Hinweis: Dies ist die alte, bis 2007 gültige Fassung des Versicherungsvertragsgesetzes. Wechseln Sie ggf. zur aktuellen Fassung des Versicherungsvertragsgesetzes (VVG).
(1) Wird bei der Versicherung eines Schiffes das Versicherungsverhältnis, während das Schiff unterwegs ist, von dem Versicherer wegen einer unabhängig von dem Willen des Versicherungsnehmers eingetretenen Erhöhung der Gefahr oder wegen Veräußerung des Schiffes gekündigt, so wirkt die Kündigung nicht vor der Beendigung der Reise. Tritt während des bezeichneten Zeitraums ein Versicherungsfall ein, so wird die Verpflichtung des Versicherers zur Leistung nicht dadurch berührt, daß die Anzeige der Gefahrerhöhung oder der Veräußerung unterblieben ist.

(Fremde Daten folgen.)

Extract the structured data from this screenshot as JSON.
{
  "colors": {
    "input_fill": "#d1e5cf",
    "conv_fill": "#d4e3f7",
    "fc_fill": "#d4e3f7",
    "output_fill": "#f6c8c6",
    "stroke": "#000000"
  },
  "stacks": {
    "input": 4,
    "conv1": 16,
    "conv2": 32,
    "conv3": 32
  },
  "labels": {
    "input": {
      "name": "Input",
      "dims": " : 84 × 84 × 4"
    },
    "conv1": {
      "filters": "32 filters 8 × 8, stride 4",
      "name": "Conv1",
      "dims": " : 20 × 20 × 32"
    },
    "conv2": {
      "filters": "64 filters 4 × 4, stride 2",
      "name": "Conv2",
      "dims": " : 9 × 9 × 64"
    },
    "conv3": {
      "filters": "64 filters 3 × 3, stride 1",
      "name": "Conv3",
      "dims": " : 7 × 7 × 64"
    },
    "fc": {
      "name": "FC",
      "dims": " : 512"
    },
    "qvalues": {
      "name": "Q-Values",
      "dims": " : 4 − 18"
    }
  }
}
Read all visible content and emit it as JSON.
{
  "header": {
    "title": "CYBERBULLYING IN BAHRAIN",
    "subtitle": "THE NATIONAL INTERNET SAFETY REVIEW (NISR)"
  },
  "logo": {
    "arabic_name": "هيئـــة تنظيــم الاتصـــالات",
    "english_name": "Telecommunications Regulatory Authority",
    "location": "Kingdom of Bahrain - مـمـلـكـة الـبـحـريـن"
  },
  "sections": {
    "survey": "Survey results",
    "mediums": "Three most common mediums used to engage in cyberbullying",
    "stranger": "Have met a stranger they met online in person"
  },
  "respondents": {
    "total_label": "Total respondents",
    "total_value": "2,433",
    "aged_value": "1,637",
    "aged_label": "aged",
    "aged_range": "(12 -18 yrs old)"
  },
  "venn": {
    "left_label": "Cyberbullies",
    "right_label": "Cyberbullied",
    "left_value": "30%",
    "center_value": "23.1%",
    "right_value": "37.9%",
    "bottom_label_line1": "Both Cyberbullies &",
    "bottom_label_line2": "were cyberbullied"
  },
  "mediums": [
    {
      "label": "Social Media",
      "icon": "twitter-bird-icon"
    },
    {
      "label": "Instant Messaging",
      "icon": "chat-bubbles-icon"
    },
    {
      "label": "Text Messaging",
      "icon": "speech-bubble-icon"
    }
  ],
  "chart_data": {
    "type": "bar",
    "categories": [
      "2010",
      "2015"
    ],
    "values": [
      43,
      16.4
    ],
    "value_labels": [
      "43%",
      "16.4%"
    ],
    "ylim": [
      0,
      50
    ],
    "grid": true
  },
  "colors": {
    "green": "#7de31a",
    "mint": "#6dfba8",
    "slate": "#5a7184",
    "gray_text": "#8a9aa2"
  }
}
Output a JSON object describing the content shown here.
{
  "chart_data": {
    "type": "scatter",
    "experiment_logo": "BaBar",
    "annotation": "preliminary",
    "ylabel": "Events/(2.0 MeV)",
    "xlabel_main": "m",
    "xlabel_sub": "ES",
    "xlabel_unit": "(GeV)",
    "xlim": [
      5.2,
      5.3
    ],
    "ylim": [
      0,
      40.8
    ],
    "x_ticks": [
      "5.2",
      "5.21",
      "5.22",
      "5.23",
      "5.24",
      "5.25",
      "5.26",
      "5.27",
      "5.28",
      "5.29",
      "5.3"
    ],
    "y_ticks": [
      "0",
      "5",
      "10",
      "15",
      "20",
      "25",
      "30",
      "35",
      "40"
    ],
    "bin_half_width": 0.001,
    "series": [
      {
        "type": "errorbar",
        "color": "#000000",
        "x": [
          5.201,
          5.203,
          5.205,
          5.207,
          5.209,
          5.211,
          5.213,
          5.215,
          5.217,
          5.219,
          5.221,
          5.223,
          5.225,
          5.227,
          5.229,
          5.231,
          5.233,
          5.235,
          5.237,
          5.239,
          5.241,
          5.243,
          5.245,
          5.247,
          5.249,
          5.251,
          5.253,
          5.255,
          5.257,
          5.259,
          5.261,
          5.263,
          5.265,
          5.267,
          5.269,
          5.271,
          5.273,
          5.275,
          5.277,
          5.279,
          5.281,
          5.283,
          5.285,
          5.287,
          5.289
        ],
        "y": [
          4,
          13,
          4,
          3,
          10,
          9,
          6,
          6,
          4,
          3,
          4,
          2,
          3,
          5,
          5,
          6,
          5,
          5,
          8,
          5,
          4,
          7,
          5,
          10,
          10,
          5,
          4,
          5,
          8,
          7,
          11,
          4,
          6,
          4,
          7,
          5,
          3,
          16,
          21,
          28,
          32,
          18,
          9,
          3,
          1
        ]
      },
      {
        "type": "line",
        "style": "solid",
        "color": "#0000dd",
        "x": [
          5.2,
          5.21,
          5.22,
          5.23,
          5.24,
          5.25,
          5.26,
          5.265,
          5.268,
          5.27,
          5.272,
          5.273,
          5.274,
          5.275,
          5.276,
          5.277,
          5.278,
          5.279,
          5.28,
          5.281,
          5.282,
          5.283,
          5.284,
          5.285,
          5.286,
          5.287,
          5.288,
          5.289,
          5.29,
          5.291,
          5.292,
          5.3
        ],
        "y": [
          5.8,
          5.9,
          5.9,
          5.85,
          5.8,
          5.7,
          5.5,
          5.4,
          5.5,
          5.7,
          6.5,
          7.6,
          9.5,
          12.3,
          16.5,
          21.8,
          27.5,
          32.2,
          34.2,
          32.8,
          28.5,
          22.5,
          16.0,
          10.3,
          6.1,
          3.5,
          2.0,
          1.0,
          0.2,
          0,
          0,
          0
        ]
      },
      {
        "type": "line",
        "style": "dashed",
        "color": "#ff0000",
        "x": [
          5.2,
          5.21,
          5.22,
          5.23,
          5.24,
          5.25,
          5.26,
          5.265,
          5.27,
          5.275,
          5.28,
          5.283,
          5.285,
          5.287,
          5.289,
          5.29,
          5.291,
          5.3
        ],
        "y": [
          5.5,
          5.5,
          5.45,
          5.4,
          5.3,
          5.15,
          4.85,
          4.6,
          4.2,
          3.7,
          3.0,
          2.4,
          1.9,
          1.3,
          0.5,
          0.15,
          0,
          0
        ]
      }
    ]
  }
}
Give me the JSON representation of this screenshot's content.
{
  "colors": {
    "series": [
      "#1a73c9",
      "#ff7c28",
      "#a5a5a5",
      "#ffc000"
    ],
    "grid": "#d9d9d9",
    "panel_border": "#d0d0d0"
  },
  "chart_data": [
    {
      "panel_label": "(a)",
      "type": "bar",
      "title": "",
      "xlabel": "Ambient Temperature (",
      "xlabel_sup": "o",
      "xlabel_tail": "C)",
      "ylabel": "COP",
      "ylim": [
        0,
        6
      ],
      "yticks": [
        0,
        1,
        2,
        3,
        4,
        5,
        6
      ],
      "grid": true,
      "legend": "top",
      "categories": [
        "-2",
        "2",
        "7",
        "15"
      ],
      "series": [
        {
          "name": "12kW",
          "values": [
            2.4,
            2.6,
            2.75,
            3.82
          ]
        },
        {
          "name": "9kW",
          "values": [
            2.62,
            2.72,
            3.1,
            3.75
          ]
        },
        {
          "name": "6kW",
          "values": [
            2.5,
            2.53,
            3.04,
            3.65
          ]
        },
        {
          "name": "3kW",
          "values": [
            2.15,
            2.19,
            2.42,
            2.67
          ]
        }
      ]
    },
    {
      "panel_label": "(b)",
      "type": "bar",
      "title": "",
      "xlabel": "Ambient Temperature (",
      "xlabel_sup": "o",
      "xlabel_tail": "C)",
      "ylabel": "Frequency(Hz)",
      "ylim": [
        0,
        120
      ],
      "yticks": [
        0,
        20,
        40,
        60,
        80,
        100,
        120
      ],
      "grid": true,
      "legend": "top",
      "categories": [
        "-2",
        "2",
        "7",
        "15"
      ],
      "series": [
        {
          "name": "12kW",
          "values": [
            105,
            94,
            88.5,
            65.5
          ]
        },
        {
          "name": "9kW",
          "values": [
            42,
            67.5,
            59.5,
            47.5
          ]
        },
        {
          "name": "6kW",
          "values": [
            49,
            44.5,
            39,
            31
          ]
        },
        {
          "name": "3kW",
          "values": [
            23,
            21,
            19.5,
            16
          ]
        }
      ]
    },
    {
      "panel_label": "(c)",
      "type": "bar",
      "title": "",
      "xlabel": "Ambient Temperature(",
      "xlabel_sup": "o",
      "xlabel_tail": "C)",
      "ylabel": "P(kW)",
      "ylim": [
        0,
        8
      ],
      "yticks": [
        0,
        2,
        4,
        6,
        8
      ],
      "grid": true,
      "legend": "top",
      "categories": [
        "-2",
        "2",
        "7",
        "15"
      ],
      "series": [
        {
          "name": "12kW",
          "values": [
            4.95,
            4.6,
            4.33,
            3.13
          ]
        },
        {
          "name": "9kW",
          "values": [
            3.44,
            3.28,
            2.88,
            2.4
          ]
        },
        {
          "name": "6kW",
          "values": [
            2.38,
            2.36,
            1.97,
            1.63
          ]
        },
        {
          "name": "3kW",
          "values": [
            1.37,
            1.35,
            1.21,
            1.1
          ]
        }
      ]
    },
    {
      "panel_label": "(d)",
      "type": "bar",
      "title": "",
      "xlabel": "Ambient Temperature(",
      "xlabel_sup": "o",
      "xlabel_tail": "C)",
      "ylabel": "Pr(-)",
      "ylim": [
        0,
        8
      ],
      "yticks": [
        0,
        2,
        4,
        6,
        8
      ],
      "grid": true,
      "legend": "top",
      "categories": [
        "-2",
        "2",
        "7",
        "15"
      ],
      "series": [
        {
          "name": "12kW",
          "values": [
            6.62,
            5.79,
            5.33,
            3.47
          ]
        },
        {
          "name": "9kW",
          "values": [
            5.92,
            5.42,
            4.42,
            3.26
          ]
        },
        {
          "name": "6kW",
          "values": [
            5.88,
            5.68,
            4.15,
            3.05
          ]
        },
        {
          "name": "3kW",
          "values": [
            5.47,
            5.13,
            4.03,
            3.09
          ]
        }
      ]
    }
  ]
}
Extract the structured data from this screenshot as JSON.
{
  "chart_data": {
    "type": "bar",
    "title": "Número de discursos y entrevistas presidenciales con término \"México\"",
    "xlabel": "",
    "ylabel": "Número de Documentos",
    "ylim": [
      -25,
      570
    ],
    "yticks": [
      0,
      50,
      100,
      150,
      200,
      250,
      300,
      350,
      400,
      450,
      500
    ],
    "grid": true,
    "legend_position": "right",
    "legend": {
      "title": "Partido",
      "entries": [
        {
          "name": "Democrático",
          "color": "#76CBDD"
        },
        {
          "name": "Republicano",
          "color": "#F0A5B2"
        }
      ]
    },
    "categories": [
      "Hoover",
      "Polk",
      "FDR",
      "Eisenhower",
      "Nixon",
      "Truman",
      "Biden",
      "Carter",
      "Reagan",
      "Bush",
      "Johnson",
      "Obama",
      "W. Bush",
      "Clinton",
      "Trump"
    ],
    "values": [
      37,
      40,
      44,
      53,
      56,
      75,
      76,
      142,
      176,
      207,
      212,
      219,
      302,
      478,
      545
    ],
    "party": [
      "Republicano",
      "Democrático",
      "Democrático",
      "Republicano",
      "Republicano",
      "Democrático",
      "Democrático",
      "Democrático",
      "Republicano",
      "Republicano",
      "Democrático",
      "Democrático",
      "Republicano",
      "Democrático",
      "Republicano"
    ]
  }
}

(2) Ist die Verpflichtung zur Anzeige schon vor dem Beginn der Reise verletzt, so finden die Vorschriften des Absatzes 1 nur Anwendung, wenn die Gefahrerhöhung oder die Veräußerung dem Versicherer vor dem Beginn der Reise bekanntgeworden ist.
(3) Bei einer Zwangsversteigerung des versicherten Schiffes finden die Vorschriften über die Veräußerung entsprechende Anwendung.